El capataz Florencio Avalos, de 31 años, sería el escogido por el equipo de rescate para salir en primer lugar desde los 622 metros de profundidad donde él y sus 32 compañeros llevan atrapados interminables 68 días.

Propusieron que Florencio, el capata, fuera le primero en salir

Por UNO

Florencio Avalos, casado y hermano mayor de Renán, habría sido elegido según los criterios técnicosdiscutidos por los rescatistas, la Asociación Chilena de Seguridad (Achs) y el gobierno, informó el

diario chileno La Tercera.

Según fuentes del equipo de rescate, posee las características y habilidades necesarias para

jugar el importante rol de este primer turno, cumpliendo también con las condiciones de "relativa

juventud" y "experiencia" exigidas, producto de sus ocho años de trabajo en el rubro.

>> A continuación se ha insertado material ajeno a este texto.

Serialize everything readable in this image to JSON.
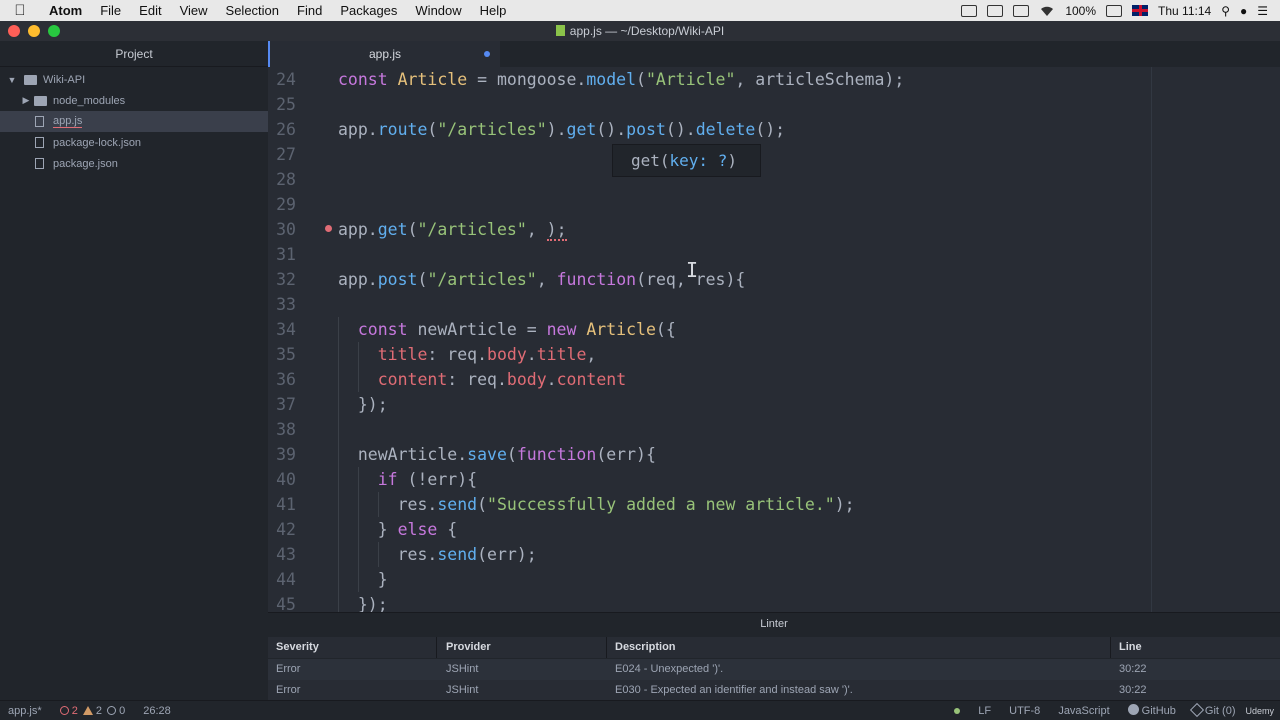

"Es un minero con mayúsculas y tiene un perfecto conocimiento de los pirquenes", dicen las

fuentes. Encargado en el subsuelo de la grabación en video y descripción de la morfología y

superficie de las rocas, Avalos deberá cumplir con la misma misión en este ascenso, programado para

hoy después de la medianoche.

Su izaje será el más lento de todos: deberá comunicar con el máximo detalle todo lo que vea a

través de la rejilla de la cápsula Fénix. La última palabra sobre su salida la tendrá el equipo de

rescate, tras una evaluación sicológica por la mañana, indicó ayer el ministro de Salud, Jaime

Mañalich.

Avalos forma parte de un primer grupo de cinco "hábiles", al cual ya han sido agregados Mario

Sepúlveda, el conductor de los videos en el subsuelo -es extrovertido y capaz de enfrentar a los

medios, pero reticente a dejar a sus compañeros atrás-, y el boliviano Carlos Mamani, como gesto a

la anunciada presencia del mandatario de ese país, Evo Morales. Serían el segundo y tercero,

respectivamente.

El estado de salud y físico de los mineros fue otro factor para la inclusión de algunos en el

segundo grupo de 11 "lábiles", o de mayor fragilidad física o emocional. Mario Gómez, de 63 años,

el mayor de los atrapados, fue incluido porque padece silicosis e hipertensión.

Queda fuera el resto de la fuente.